Estados (dimensión diacrónica):
Disposicional: se refiere a la identificación de un conjunto de factores de riesgo que es necesario intervenir oportunamente, para evitar la progresión de la vulnerabilidad intrínseca.
Ocurrente o incidental: corresponde a la materialización de factores de riesgo no identificados o no intervenidos, lo cual confiere a la persona un espectro mayor de vulnerabilidad.

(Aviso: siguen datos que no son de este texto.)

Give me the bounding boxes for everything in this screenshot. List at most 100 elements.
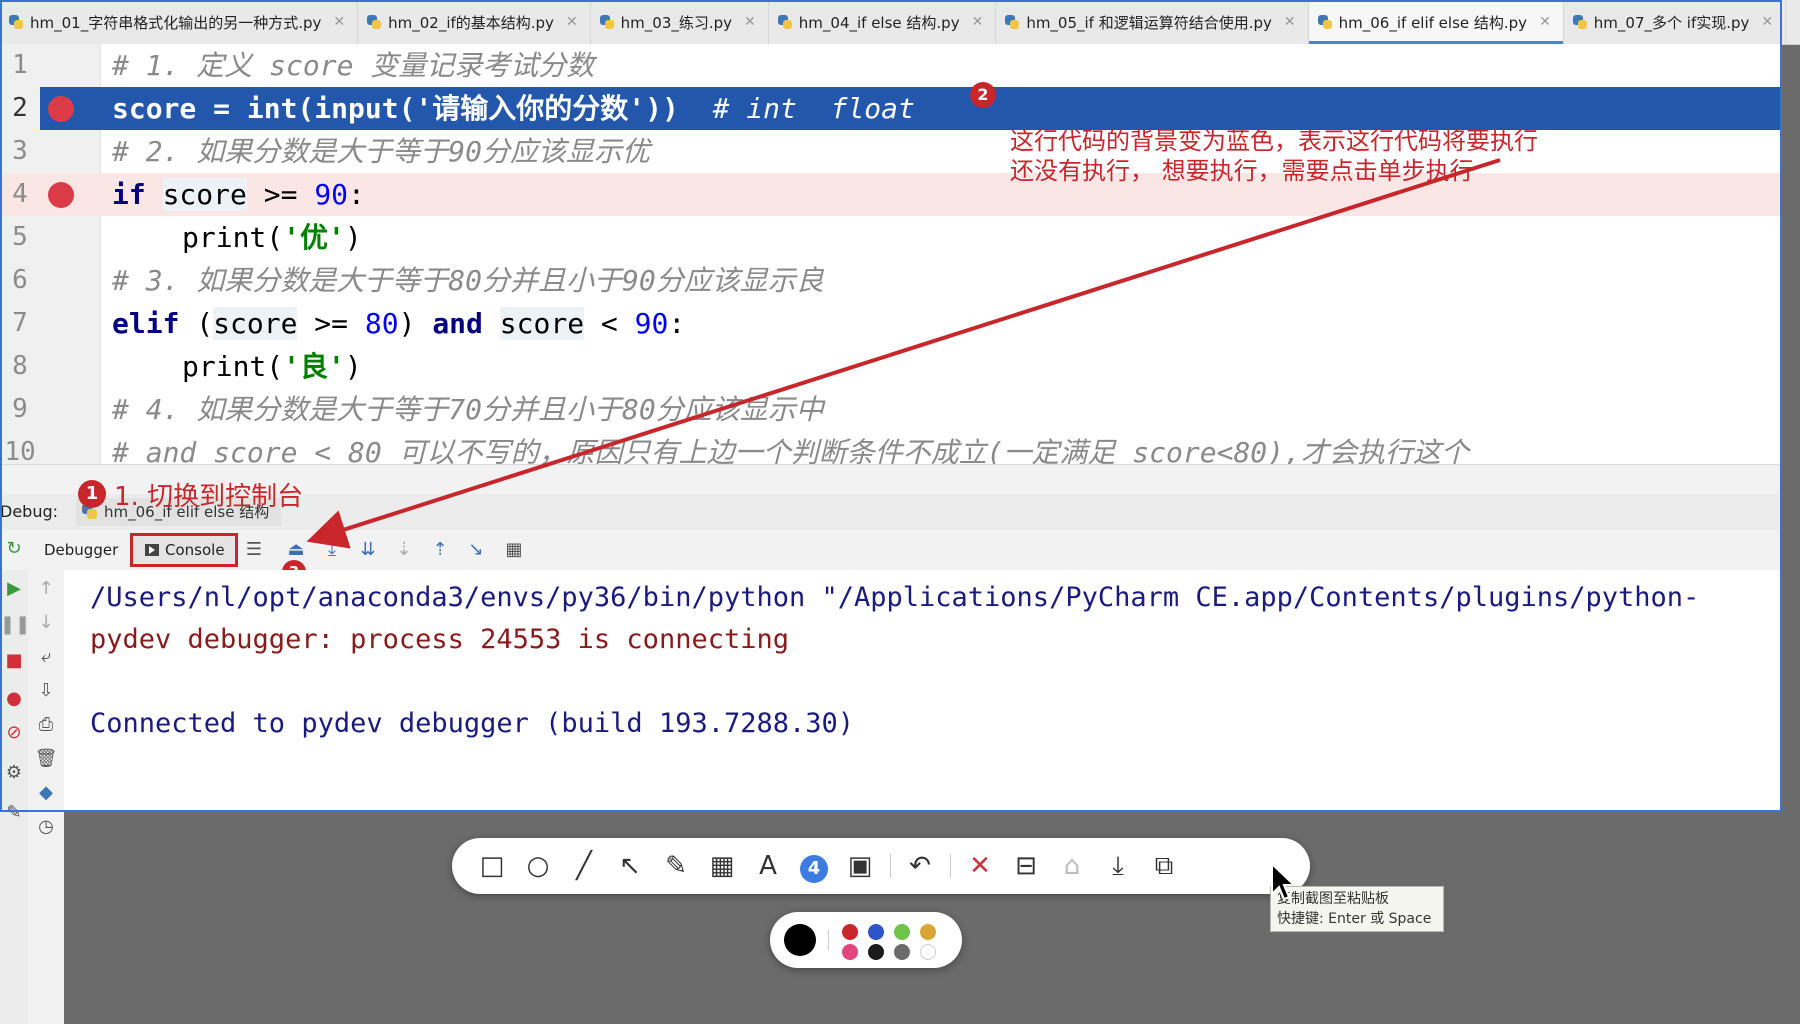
code-line[interactable]: 10 # and score < 80 可以不写的，原因只有上边一个判断条件不成… — [0, 431, 1782, 464]
text-icon[interactable]: A — [752, 850, 784, 882]
rectangle-icon[interactable]: □ — [476, 850, 508, 882]
up-arrow-icon[interactable]: ↑ — [32, 578, 60, 599]
view-breakpoints-icon[interactable]: ● — [0, 688, 28, 709]
color-swatch-green[interactable] — [894, 924, 910, 940]
step-into-my-code-icon[interactable]: ⇣ — [392, 538, 416, 562]
frames-menu-icon[interactable]: ☰ — [242, 538, 266, 562]
tooltip-line: 快捷键: Enter 或 Space — [1277, 911, 1432, 927]
window-icon[interactable]: ⊟ — [1010, 850, 1042, 882]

Por ejemplo: un hombre y una mujer que comparten la misma edad cronológica (70 años) y ciclo vital individual y familiar. El hombre es abogado, vive con su esposa en una casa, tienen cuidador formal, seguro médico y pensión laboral. La mujer es iletrada, vive en una finca por el empleo de su esposo e hijo como mayordomos, ella realizaba labores domésticas, ordeñaba al ganado y su seguridad médica es subsidiada por el Estado. Ambos presentaron fractura intertrocantérea derecha secundaria a una caída y recibieron manejo quirúrgico. Al egreso, les dieron cita control y para terapia física; aun así, la mujer no logró completar las sesiones de terapia física y, por miedo a que se volviera a caer, no la dejaban levantarse de la cama y quedó con dependencia funcional severa; mientras que el hombre se rehabilitó de manera adecuada y recuperó su funcionalidad previa.
Vulnerabilidad patogénica: el paternalismo hacia las personas mayores
Una de las manifestaciones de la vulnerabilidad patogénica es el paternalismo. En la relación paternalista, una de las partes, quien ostenta mayor poder, define los intereses y las necesidades del otro sin contar con su autonomía ni con el desarrollo de sus capacidades humanas. Esta heteronomía se constata frecuentemente en el trato hacia las personas mayores, en las que la motivación por evitar cualquier tipo de daño implica la imposición de estrategias de vigilancia y control que tienden a subestimar su participación efectiva en los procesos de toma de decisiones. Una noción del envejecimiento basada en el modelo deficitario del “edadismo” desconoce las posibilidades de participación de las personas mayores, quienes son así infantilizados. La invalidación de la autonomía de las personas mayores conlleva, a su vez, el desconocimiento de su dignidad.
El principio de autonomía constituye la expresión práctica de la libertad humana, como condición intrínseca que se opone a toda forma de discriminación y dominación. Álvarez (2002) afirma que la capacidad de autonomía requiere tres condiciones: racionalidad, independencia y opciones relevantes:
La racionalidad integra un conjunto de habilidades funcionales necesarias para el despliegue de decisiones significativas para el agente moral. Estas habilidades funcionales (neurocognitivas y psicológicas) requieren un desarrollo gradual intrínseco, el cual, a su vez, se ve influenciado por diversos factores del entorno.
La independencia articula condiciones internas del sujeto (la capacidad para tomar distancia ante elementos influyentes del entorno) e intersubjetivas, pues la toma de decisiones independientes se da en función de otros agentes y circunstancias.
Joseph Raz (citado en Álvarez, 2015) hace hincapié en el rol de las opciones relevantes en el despliegue de la autonomía. El número y la calidad de las opciones disponibles para la expresión de las preferencias configura el espectro de la autonomía individual. Estas opciones constituyen una dimensión extrínseca al sujeto, y son relativas al contexto y a las relaciones concretas con individuos e instituciones.